Tony Cokes: Evil.12.(edit.b): Fear, Spectra & Fake Emotions


What happens to democratic discourse if politics reaches us at a pre-dividual level? What if the social body is made not so much of independent points of view, but a networked social body that is affected and reflexive, rather than effective and reflective?

Tony Cokes’ animated text video pairs an essay by Brian Massumi with music against a shifting chromatic backdrop. The essay, “Fear (The Spectrum Said),” analyzes the color-coded terror alert system put in place by the George W. Bush administration after the September 11th attacks. The system’s relationship to threat is entirely speculative; this is not due only to the tenuous justifications for raising or lowering the “threat level” seemingly at random, but also the nature of threat itself. As Cokes/Massumi put it, “A threat is unknowable. If it were known in its specifics, it wouldn’t be a threat.”

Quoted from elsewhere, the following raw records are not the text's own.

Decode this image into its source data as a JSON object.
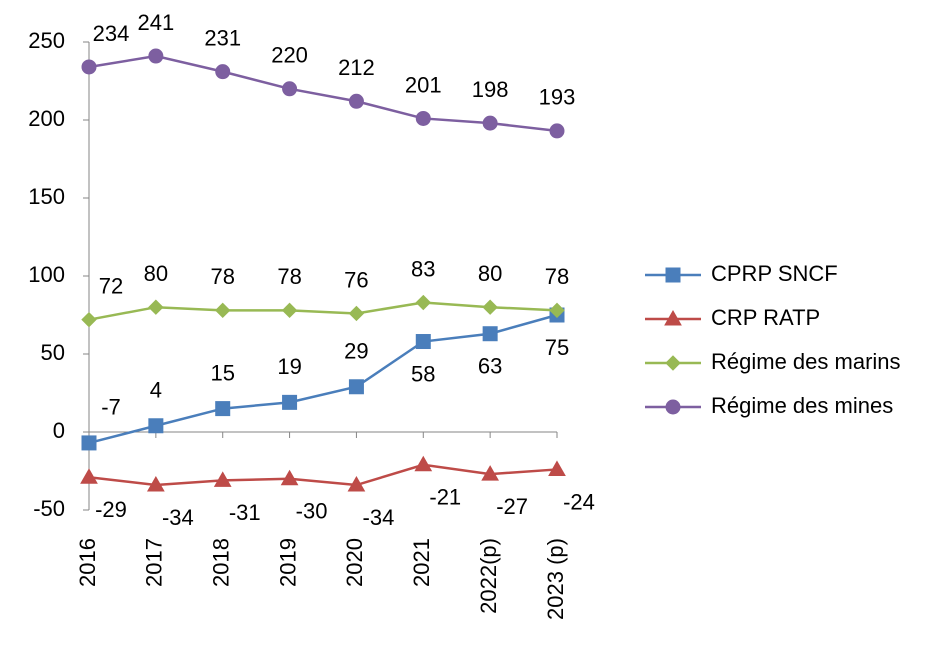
{
  "chart_data": {
    "type": "line",
    "categories": [
      "2016",
      "2017",
      "2018",
      "2019",
      "2020",
      "2021",
      "2022(p)",
      "2023 (p)"
    ],
    "series": [
      {
        "name": "CPRP SNCF",
        "color": "#4a7ebb",
        "marker": "square",
        "values": [
          -7,
          4,
          15,
          19,
          29,
          58,
          63,
          75
        ]
      },
      {
        "name": "CRP RATP",
        "color": "#be4b48",
        "marker": "triangle",
        "values": [
          -29,
          -34,
          -31,
          -30,
          -34,
          -21,
          -27,
          -24
        ]
      },
      {
        "name": "Régime des marins",
        "color": "#98b954",
        "marker": "diamond",
        "values": [
          72,
          80,
          78,
          78,
          76,
          83,
          80,
          78
        ]
      },
      {
        "name": "Régime des mines",
        "color": "#7d5fa0",
        "marker": "circle",
        "values": [
          234,
          241,
          231,
          220,
          212,
          201,
          198,
          193
        ]
      }
    ],
    "ylim": [
      -50,
      250
    ],
    "yticks": [
      -50,
      0,
      50,
      100,
      150,
      200,
      250
    ],
    "grid": false,
    "legend": "right"
  }
}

This suggests that the alert system has little to do with warning, and is instead a way to calibrate public fear. Like the colors of the alert system itself, fear is felt before it is perceived—we do not feel fear as something else, but rather we feel ourselves being afraid. Color also has this quality: we do not so much come to perceive the color red, as we perceive ourselves reacting to the red that we already perceived. In Cokes’ video, we find ourselves reacting to color and music before we can digest the text; this “efficiency” in distinction to language highlights the challenges to deliberative democracy. We are already worked over by affects before we begin to consider action, and even if we do act, our action does not then effect the future, but is governed by it—the threat is the virtual future, which acts on us prior to our capacity to consider action and forecloses our potential futures.

How can a democracy deal with these questions of affect and time, with pre-dividual networks and virtual threats? While the social nervous system may be stimulated to react to the uncertain threat of a terrorist attack, somehow the same elements work in reverse with a crisis like climate change, in response to which our sense of emergency towards a virtually certain disaster is dulled. The dispersion of the terrorist threat into a “surround” of fear seems to make it inescapable, while the same dispersion around climate change, the difficulty perceiving it as an object or event, allows a perpetual deferral of action. This suggests the need for a theory of democracy which can account for affect in more complex ways; we ignore them at our peril.